Hebammenversorgung nicht gesichert

Neue Ausschlusskriterien für Hausgeburten sorgen außerdem für Unklarheiten in der Geburtshilfe

Bonn, 27. November 2015. Aus Sicht der Eltern wird der Schiedsspruch vom 12. November 2015, der den Streit zwischen den Hebammenverbänden und dem Spitzenverband der gesetzlichen Krankenkassen (GKV-SV) beenden sollte, die Probleme in der Hebammenversorgung nicht beheben. Bei Mother Hood e.V., der Bundeselterninitiative zum Schutz von Mutter und Kind während Schwangerschaft, Geburt und 1. Lebensjahr, gehen nach wie vor Hilfegesuche von schwangeren Frauen ein, die keine Hebamme für Vorsorge, klinische oder außerklinische Geburt und Wochenbettbetreuung finden.

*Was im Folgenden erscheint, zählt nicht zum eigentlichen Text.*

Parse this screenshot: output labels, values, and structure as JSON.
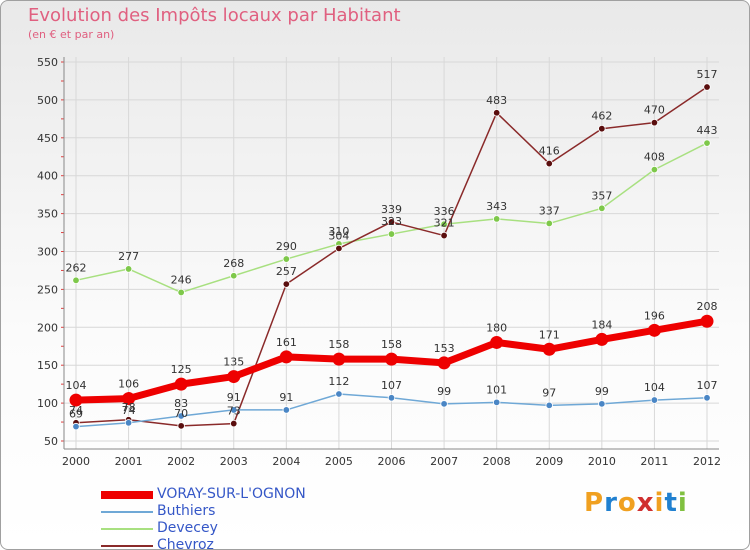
{
  "title": "Evolution des Impôts locaux par Habitant",
  "subtitle": "(en € et par an)",
  "logo": {
    "text": "Proxiti",
    "letters": [
      "P",
      "r",
      "o",
      "x",
      "i",
      "t",
      "i"
    ],
    "colors": [
      "#f0a020",
      "#2080d0",
      "#f0a020",
      "#d03030",
      "#f0a020",
      "#2080d0",
      "#80c040"
    ]
  },
  "chart_data": {
    "type": "line",
    "title": "Evolution des Impôts locaux par Habitant",
    "subtitle": "(en € et par an)",
    "xlabel": "",
    "ylabel": "",
    "ylim": [
      50,
      550
    ],
    "yticks": [
      50,
      100,
      150,
      200,
      250,
      300,
      350,
      400,
      450,
      500,
      550
    ],
    "grid": true,
    "legend_position": "bottom-left",
    "categories": [
      "2000",
      "2001",
      "2002",
      "2003",
      "2004",
      "2005",
      "2006",
      "2007",
      "2008",
      "2009",
      "2010",
      "2011",
      "2012"
    ],
    "series": [
      {
        "name": "VORAY-SUR-L'OGNON",
        "color": "#ee0000",
        "marker": "#ee0000",
        "width": 7,
        "values": [
          104,
          106,
          125,
          135,
          161,
          158,
          158,
          153,
          180,
          171,
          184,
          196,
          208
        ]
      },
      {
        "name": "Buthiers",
        "color": "#6fa8d6",
        "marker": "#4a86c5",
        "width": 1.5,
        "values": [
          69,
          74,
          83,
          91,
          91,
          112,
          107,
          99,
          101,
          97,
          99,
          104,
          107
        ]
      },
      {
        "name": "Devecey",
        "color": "#a8e080",
        "marker": "#7ec84a",
        "width": 1.5,
        "values": [
          262,
          277,
          246,
          268,
          290,
          310,
          323,
          336,
          343,
          337,
          357,
          408,
          443
        ]
      },
      {
        "name": "Chevroz",
        "color": "#8a2a2a",
        "marker": "#5a0e0e",
        "width": 1.5,
        "values": [
          74,
          78,
          70,
          73,
          257,
          304,
          339,
          321,
          483,
          416,
          462,
          470,
          517
        ]
      }
    ]
  }
}
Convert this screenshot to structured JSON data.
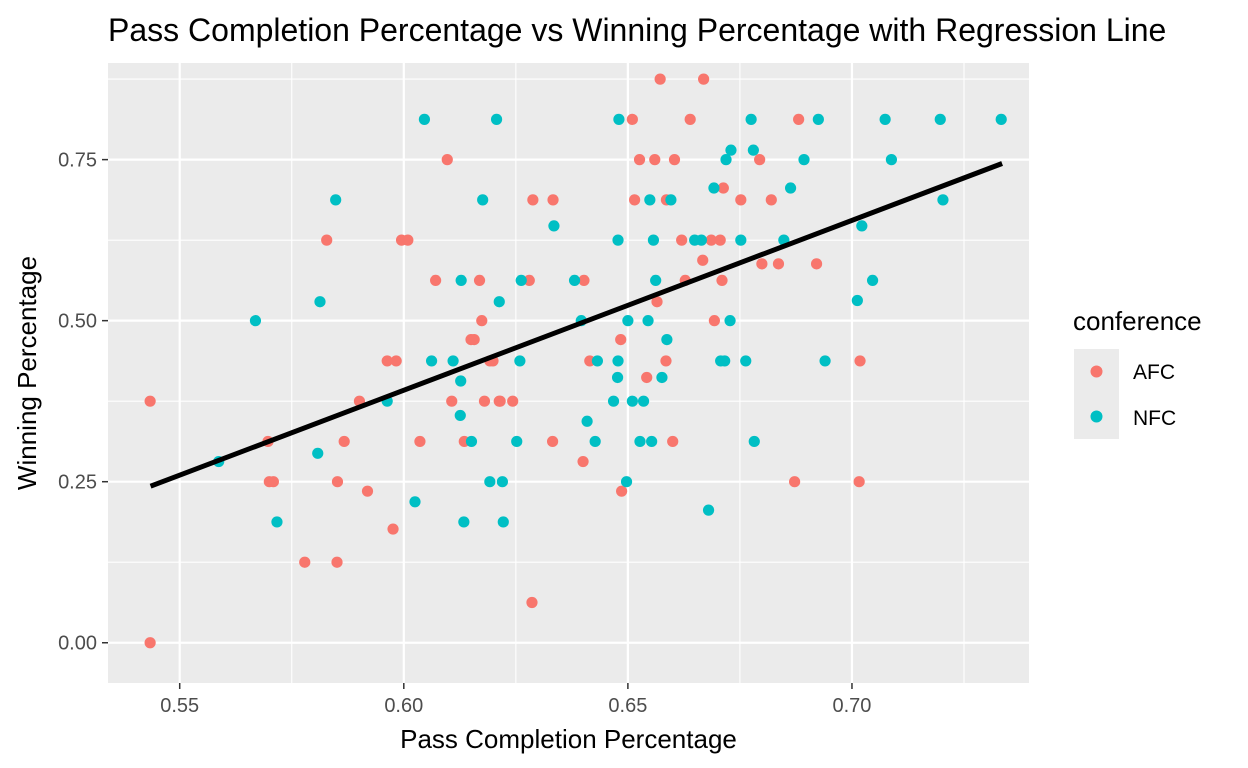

Sichere finanzielle Lage der Hebammen hat Folgen für Versorgung von Familien

Der mit dem Schiedsspruch eingeführte Sicherstellungszuschlag der Krankenkassen soll die teuren Haftpflichtprämien der freiberuflich in der Geburtshilfe tätigen Hebammen ausgleichen. Auch wenn bis zu zwei Drittel der über 6.200 Euro teuren Versicherung erstattet werden, bleibt die Vergütung der Hebammenleistungen weiterhin niedrig. Der Hebammenverband gab außerdem bekannt, dass die Haftpflicht im Juli 2016 um weitere neun Prozent auf gut 6.800 Euro, ab Juli 2017 sogar auf über 7.600 Euro ansteigen soll.

„Vor diesen Hintergründen rechnen wir nicht damit, dass freiberufliche Hebammen, die bereits aufgehört haben, in ihren Beruf zurückkehren”, sagt Eva Abert, Vorständin von Mother Hood e. V., „Vielmehr geht der Trend dahin, dass weitere Hebammen die Geburtshilfe aufgeben.”

Die vom GKV-SV vorgeschlagene Übernahme der Wochenbettbetreuung durch in Kliniken angestellte Hebammen kann die fehlenden freiberuflichen Hebammen nicht ersetzen. Denn auch Klinikhebammen haben mit sich verschlechternden Arbeitsbedingungen und Unterbesetzung in den Geburtshilfeabteilungen zu kämpfen.

Hausgeburten: Neue Regeln verpflichten Mütter zu Arztbesuch

Mit dem Schiedsspruch wurden außerdem neue Ausschlusskriterien für Hausgeburten gültig. Als sogenanntes relatives Ausschlusskriterium gilt unter anderem die Überschreitung des errechneten Geburtstermins um drei Tage (ET+3). Die neue und umstrittene Regel sieht an ET+3 einen verpflichtenden Arztbesuch der schwangeren Frau vor, obgleich wissenschaftlich nicht belegt ist, dass die Überschreitung des ET ein Risiko darstellt. Im Gegenteil gilt, dass Schwangerschaften bis zu 42 Wochen (ET+14) dauern können.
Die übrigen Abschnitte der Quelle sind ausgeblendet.